I was among the lucky ones.
I was one of the thousands of that got stranded in yesterday’s gridlock for the ages. My sister and I were trying to make it to my father’s house in Calhoun to celebrate his 76th birthday. I was aware of the weather and the growing gridlock when we left shortly after lunch. But I planned to take back roads to avoid the interstates and, based on the weather forecasts I’d seen, I was certain it wouldn’t be around long or be as bad as some thought, especially since we were traveling north.
Boy was I wrong.
We got as far as Alpharetta and the North Point area when the gridlock ensnared us. Moving at less than a mile per hour we sought refuge in Jose’s Mexican Grill at North Point Parkway and Webb Bridge Road.
A couple of hours later, it was clear neither the traffic nor the roads were getting any better. We started exploring options and realized I had a high school buddy who lived 5.1 miles away. Certainly we could get five miles, we thought.
Two more hours later we’d traveled two miles and had reached what appeared to be a complete standstill on Old Alabama Connector. Cars were unable to negotiate the hill. I was dressed warm enough to consider walking the rest of the way but my sister was not.
That’s when we were rescued by a hero in a red jeep.
Realizing we were going nowhere fast, I called my friend Jimmy Nall and he said he might have a friend who could come get us. So we pulled over and stopped at a daycare.
Al Lobuglio is a medical sales executive who lives in the Willow Springs neighborhood at Country Club of Roswell. He was in his red jeep Tuesday driving all over Roswell and Alpharetta rescuing neighbors and friends stranded in the icy gridlock. He also happens to be one of my friend Jimmy’s golf buddies.

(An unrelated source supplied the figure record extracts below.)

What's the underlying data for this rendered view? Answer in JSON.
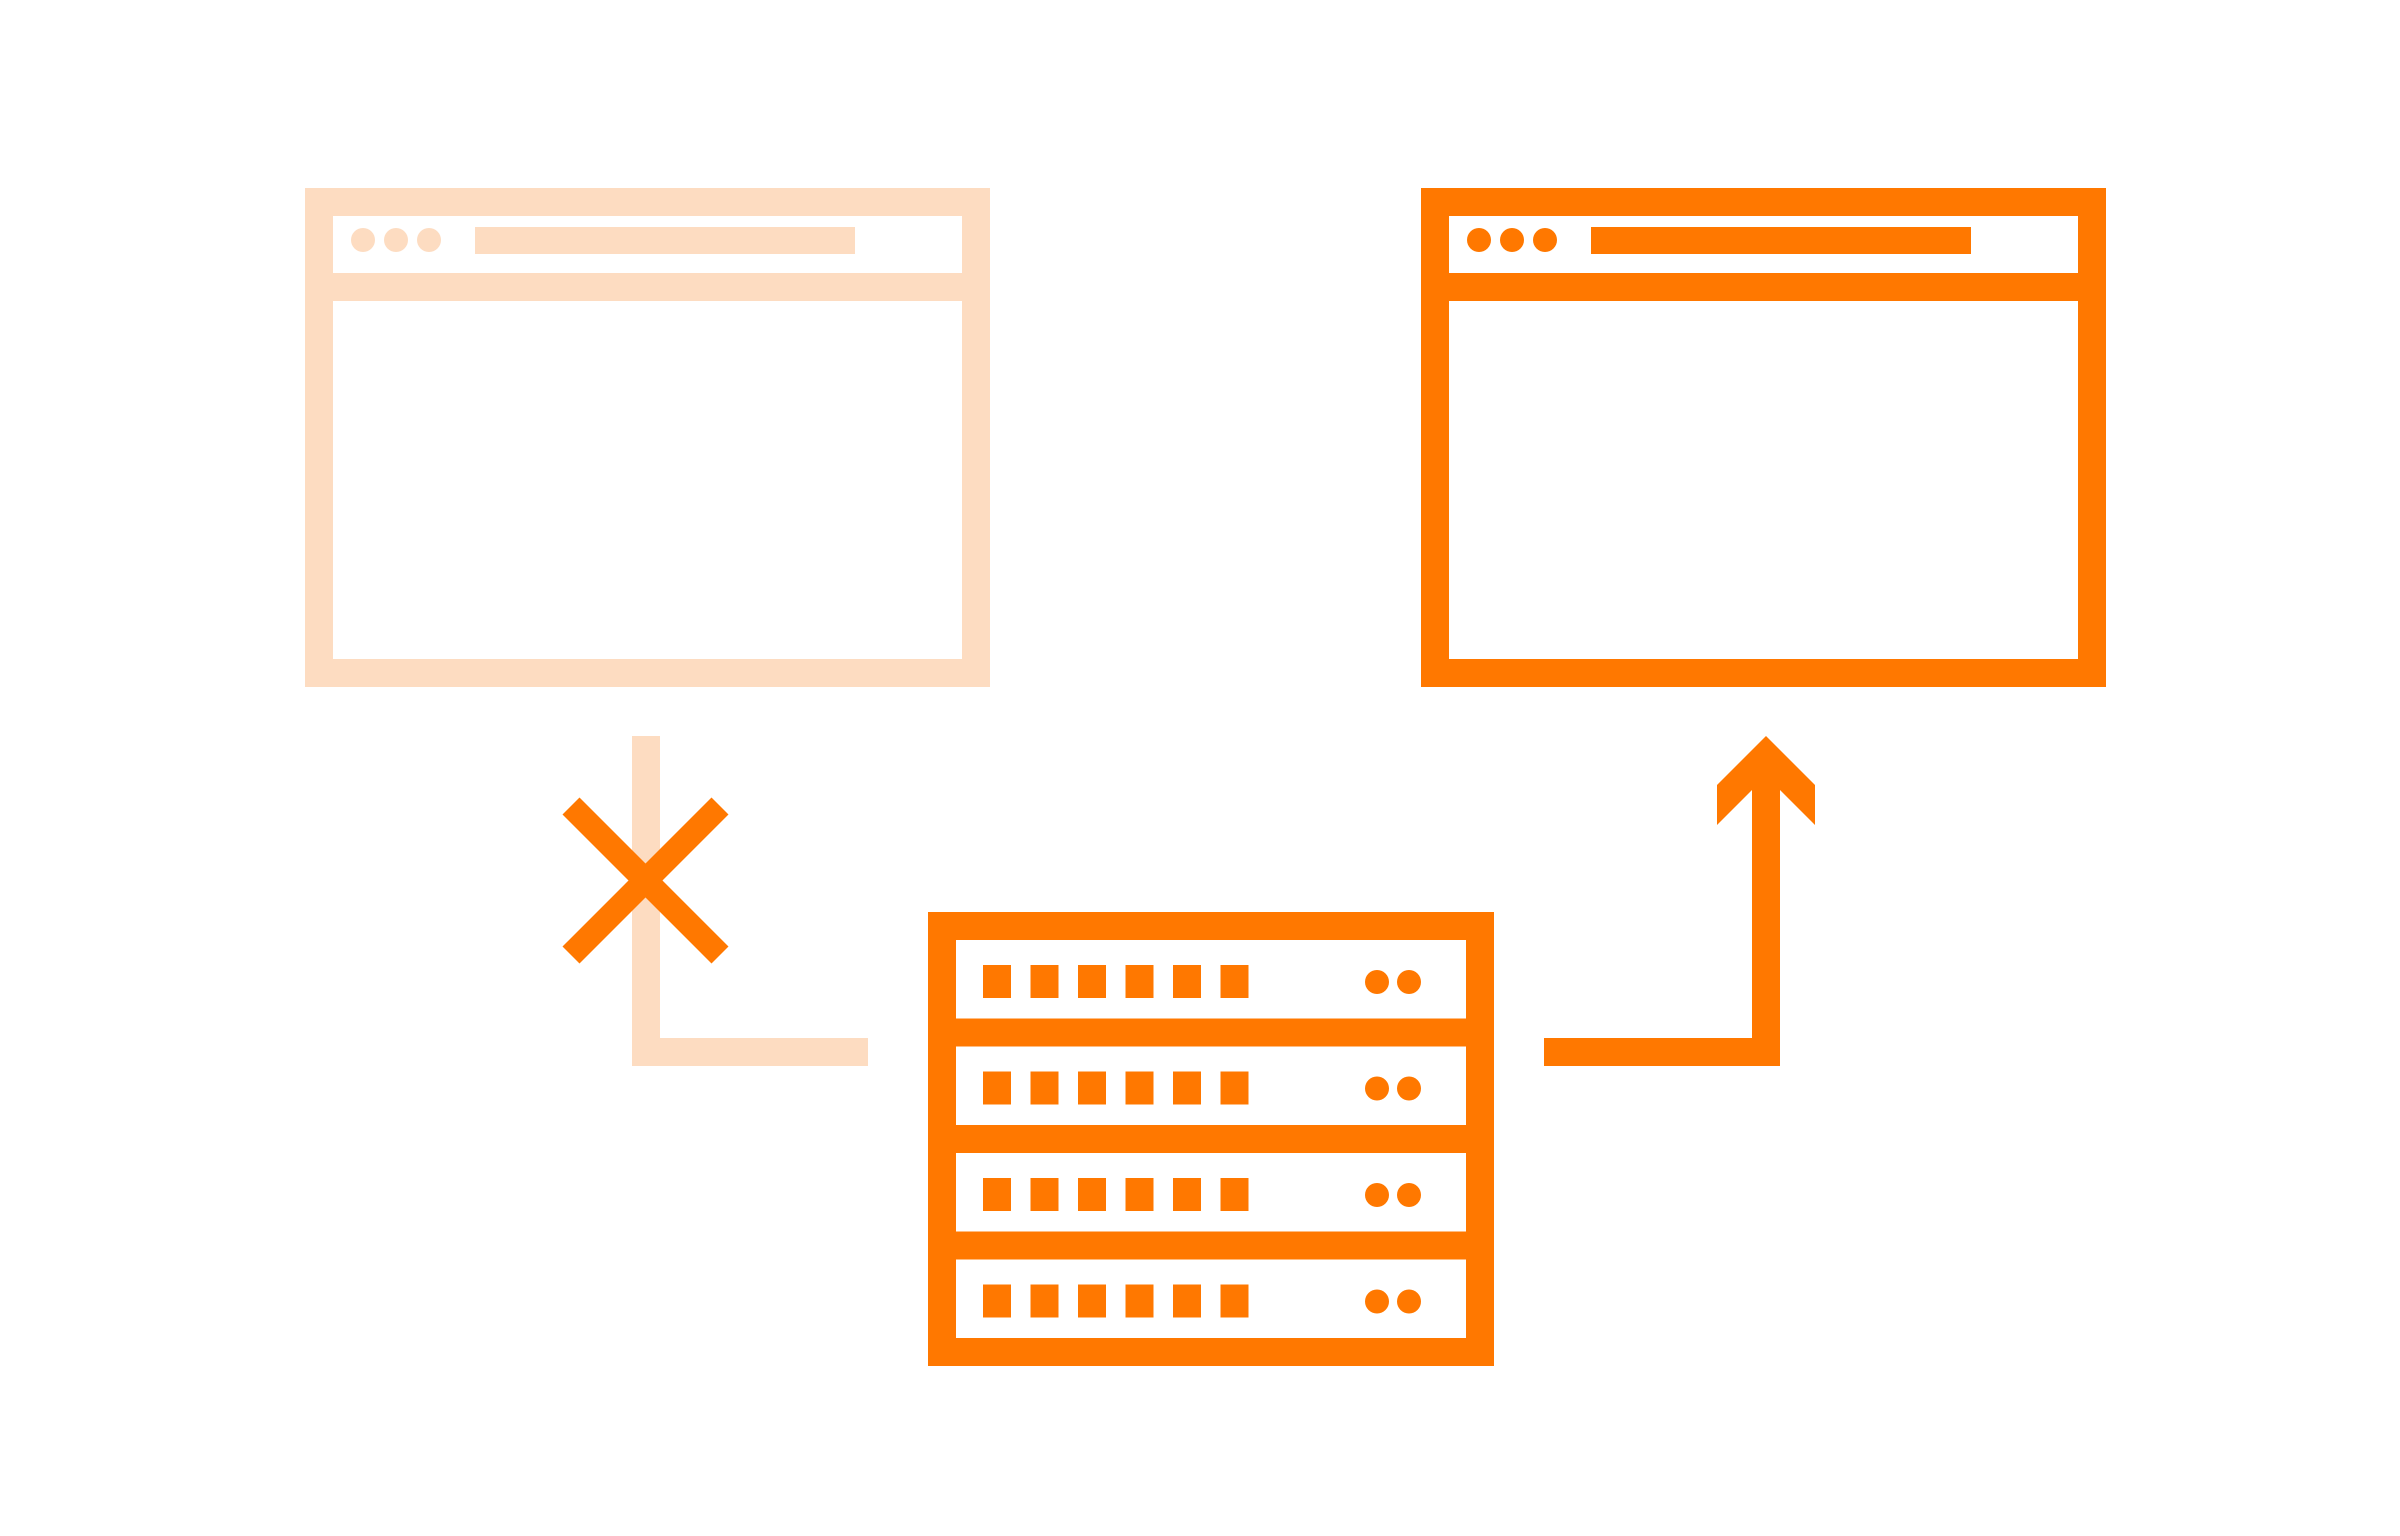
{
  "colors": {
    "accent": "#FF7800",
    "faded": "#FDDCC1",
    "background": "#FFFFFF"
  },
  "diagram": {
    "browser_windows": [
      {
        "id": "left",
        "state": "inactive",
        "color": "faded",
        "icons": [
          "window-dot-icon",
          "window-dot-icon",
          "window-dot-icon",
          "address-bar-icon"
        ]
      },
      {
        "id": "right",
        "state": "active",
        "color": "accent",
        "icons": [
          "window-dot-icon",
          "window-dot-icon",
          "window-dot-icon",
          "address-bar-icon"
        ]
      }
    ],
    "server": {
      "icon": "server-rack-icon",
      "units": 4,
      "indicators_per_unit": 6,
      "lights_per_unit": 2,
      "color": "accent"
    },
    "connections": [
      {
        "from": "server",
        "to": "left",
        "status": "blocked",
        "icon": "x-mark-icon",
        "color": "faded"
      },
      {
        "from": "server",
        "to": "right",
        "status": "allowed",
        "icon": "arrow-up-icon",
        "color": "accent"
      }
    ]
  }
}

Lobuglio’s red jeep came barreling into the parking lot where we were stopped in about 15 minutes. A dentist named Torrey Callaicutt was already in the jeep (she’d also been rescued) and Lobuglio’s wife Kelly. They had wine.
Lubuglio told me they’d picked up about “11 or 12” people to that point. They’d also gotten kids home from Northwood Elementary and picked up a wine salesman, Steve Harvill, who had walked six miles up Highway 400.
They were headed back out to pick up more stranded motorists after dropping us off at Jimmy’s house. He’d made crab legs and had cold beer.
Angels in a red jeep and an old high school buddy living in Roswell. God bless ’em!